Metabolic imaging of cells in 3D tissue engineered scaffolds

Research within the multidisciplinary Biomaterials and Bioengineering group has several broad aims including the development of novel tissue engineering scaffolds and novel methods to synthesise the scaffolds, the translation of these developments to the clinic and new ways to characterise and image the behaviour of these scaffolds. When working with tissue engineering scaffolds and 3D cell culture it is very useful to be able to monitor cell responses to the scaffold and other environmental factors during culture over time.

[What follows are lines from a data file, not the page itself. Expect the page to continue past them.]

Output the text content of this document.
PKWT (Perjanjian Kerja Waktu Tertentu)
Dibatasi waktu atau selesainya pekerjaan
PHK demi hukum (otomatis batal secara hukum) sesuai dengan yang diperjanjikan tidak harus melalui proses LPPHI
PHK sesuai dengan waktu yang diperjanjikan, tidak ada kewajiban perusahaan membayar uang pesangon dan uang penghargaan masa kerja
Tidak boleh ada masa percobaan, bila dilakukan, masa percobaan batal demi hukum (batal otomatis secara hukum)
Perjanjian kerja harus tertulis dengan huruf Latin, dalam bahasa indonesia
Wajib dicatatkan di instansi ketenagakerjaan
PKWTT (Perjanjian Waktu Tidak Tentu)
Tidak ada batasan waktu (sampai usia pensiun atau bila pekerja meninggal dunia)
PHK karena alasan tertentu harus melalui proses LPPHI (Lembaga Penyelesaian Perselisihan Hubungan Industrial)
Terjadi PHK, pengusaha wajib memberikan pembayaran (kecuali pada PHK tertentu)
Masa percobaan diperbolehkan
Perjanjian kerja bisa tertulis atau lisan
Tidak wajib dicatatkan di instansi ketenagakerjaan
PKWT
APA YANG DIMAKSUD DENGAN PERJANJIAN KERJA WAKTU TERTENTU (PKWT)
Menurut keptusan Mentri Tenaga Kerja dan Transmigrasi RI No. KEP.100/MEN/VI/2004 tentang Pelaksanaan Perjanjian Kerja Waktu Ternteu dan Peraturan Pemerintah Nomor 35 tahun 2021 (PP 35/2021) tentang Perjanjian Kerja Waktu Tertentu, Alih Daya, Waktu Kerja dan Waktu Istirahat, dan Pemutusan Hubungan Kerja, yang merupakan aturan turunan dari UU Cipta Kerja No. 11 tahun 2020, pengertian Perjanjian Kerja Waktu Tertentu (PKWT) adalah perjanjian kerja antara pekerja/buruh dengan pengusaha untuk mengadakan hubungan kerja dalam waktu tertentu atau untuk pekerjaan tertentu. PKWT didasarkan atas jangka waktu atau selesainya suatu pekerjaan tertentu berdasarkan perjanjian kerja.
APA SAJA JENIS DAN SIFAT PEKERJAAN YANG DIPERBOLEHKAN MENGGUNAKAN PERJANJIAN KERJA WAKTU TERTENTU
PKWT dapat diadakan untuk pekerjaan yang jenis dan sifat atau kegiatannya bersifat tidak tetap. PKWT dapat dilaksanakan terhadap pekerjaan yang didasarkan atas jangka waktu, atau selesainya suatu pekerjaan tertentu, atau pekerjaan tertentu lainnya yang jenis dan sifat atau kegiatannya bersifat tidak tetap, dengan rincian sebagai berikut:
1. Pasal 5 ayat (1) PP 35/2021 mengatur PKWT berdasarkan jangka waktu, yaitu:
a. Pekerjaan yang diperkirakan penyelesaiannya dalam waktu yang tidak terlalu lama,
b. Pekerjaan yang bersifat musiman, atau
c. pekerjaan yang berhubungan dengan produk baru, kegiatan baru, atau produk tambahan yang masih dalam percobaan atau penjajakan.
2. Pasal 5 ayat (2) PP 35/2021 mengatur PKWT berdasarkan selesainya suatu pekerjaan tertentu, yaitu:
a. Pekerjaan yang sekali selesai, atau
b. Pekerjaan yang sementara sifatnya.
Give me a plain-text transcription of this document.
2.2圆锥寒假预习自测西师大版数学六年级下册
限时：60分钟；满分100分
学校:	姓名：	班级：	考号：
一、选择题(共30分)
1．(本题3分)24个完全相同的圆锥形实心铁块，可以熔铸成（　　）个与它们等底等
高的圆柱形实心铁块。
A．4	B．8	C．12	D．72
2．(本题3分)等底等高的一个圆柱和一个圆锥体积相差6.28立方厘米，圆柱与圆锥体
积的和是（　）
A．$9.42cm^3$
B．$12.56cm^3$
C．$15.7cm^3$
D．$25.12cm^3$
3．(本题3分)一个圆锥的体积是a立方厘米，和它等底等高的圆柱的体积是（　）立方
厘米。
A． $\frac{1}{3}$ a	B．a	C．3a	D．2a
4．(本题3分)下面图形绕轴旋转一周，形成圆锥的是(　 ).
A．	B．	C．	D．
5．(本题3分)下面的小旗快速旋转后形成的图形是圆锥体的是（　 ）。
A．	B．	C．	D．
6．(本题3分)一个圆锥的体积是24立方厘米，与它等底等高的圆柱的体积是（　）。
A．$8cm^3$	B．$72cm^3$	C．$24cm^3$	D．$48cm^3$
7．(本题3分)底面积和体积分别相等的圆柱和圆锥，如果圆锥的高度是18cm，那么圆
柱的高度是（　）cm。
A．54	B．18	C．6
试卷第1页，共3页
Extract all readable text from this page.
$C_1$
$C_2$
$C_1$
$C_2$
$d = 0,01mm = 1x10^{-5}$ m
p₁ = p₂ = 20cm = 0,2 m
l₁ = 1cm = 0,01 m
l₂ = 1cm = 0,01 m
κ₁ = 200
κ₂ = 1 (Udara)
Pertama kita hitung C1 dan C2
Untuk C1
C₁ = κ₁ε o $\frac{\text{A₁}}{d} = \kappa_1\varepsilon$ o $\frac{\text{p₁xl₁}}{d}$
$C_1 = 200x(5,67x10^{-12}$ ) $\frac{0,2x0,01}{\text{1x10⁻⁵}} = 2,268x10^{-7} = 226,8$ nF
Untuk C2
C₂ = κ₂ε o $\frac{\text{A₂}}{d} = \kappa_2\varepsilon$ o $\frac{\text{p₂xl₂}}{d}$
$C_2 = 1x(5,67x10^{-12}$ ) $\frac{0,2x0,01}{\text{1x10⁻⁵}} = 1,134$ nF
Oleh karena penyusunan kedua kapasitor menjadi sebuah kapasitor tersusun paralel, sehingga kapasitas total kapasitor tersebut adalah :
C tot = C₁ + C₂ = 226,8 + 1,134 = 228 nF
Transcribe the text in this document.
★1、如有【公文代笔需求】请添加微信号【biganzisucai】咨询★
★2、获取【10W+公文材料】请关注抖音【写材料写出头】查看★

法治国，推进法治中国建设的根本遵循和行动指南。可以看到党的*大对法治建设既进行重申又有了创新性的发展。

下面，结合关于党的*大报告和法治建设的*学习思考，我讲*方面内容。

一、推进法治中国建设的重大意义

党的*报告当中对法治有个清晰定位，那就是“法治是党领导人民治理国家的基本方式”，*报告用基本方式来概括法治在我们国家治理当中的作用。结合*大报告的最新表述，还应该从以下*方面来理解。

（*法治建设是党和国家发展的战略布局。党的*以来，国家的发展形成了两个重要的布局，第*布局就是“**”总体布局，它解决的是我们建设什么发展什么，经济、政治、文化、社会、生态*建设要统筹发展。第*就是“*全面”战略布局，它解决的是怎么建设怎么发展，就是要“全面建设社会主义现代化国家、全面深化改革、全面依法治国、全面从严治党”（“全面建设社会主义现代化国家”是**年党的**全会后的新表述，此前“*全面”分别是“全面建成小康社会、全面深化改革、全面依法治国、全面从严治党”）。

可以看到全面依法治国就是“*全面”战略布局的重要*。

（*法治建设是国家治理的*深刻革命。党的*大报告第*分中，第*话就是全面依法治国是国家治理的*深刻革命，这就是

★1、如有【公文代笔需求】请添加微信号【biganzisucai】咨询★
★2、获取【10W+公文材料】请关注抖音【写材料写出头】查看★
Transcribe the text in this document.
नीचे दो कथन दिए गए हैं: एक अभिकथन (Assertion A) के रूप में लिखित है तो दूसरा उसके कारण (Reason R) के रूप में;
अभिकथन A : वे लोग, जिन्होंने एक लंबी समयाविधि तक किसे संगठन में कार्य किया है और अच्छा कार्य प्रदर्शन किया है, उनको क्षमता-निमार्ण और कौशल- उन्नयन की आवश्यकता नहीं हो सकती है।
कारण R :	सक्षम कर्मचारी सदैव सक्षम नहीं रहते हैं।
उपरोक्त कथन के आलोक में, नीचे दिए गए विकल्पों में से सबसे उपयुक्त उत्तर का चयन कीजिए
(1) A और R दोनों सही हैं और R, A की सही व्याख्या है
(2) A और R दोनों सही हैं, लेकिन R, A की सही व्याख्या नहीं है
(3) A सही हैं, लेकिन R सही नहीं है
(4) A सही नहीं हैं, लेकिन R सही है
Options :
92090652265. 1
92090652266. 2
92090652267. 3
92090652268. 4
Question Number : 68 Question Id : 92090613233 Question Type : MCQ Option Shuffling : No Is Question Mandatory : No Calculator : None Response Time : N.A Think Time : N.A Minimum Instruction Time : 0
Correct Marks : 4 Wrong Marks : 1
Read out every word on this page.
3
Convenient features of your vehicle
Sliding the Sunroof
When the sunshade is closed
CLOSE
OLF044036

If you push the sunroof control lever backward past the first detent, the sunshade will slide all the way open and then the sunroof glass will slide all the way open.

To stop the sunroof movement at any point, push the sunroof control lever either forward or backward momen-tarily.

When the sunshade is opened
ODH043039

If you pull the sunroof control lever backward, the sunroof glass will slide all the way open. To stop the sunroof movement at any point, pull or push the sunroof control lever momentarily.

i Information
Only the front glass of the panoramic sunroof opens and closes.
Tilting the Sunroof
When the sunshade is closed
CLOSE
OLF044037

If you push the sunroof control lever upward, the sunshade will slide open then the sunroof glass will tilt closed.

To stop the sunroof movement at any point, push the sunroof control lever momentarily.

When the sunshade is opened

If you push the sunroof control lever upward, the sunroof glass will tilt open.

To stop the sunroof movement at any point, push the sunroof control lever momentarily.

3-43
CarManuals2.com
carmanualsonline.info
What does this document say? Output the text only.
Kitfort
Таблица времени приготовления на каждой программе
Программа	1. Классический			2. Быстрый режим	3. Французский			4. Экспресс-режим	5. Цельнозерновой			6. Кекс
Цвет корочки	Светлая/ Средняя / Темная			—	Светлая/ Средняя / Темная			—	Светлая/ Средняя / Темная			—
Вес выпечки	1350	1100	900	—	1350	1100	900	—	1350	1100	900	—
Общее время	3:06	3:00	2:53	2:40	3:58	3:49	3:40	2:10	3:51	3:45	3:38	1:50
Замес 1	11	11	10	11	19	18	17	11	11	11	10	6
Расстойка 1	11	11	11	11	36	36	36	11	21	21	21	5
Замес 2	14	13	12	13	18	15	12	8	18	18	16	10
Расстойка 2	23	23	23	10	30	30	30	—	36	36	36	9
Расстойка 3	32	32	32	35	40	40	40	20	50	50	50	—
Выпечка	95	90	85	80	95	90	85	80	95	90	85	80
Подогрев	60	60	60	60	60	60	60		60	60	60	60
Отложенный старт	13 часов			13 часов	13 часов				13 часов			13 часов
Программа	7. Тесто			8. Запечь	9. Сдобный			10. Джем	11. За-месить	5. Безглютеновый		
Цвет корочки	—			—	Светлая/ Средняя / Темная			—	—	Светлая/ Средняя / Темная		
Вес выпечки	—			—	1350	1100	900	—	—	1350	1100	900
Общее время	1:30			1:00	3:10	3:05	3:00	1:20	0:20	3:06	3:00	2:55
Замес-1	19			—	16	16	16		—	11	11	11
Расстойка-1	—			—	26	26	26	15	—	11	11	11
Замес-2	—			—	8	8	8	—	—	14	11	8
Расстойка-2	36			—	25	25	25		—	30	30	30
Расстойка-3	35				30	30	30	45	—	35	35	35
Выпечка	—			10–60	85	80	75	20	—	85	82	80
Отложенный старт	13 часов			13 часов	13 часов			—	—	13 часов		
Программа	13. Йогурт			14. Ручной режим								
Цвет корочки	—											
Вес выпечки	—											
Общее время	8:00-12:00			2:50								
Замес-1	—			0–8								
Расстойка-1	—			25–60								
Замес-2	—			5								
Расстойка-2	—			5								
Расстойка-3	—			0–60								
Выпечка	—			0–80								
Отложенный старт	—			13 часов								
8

Cell metabolism can vary with the type of cells used and as these cells proliferate, differentiate and respond to oxygen and nutrient gradients within the scaffolds.

Cell metabolism is generally measured by assays such as the accumulation of metabolites in the culture medium over time or other more destructive methods such as changes in gene expression. In all cases these assays measure global changes across the culture and are not able to detect variations in response within the culture, a point which is particularly relevant when considering a heterogeneous 3D culture.

Non-invasive imaging techniques allow researchers to monitor what is occurring without destroying the sample under study and are therefore very useful for monitoring the cells growing on the 3D scaffolds. A number of important biomolecules can be studied through non-invasive imaging techniques using their inherent fluorescence without the addition of exogenous fluorescent labels. Studies have shown that it is possible to determine the ratio of two of these molecules, NADH and FAD, to give information on the metabolic state of cells; a technique often referred to as optical redox imaging.

This non-invasive imaging technique has been developed to allow the metabolic activity of cells to be monitored non-destructively over time, however studies have focussed upon cells growing in standard 2D cultures, or thin sections of tissue.

This project aims to develop the non-invasive, metabolic imaging process for cells growing in 3D and evaluate the response of cells in 3D to different scaffold structures and materials. To this end we will use a combination of cell culture techniques, scaffold synthesis and characterisation, non-invasive metabolic imaging and comparison with other techniques currently used to measure metabolic activity. This project will enable us to develop our understanding of cell response to 3D culture in a cell specific manner.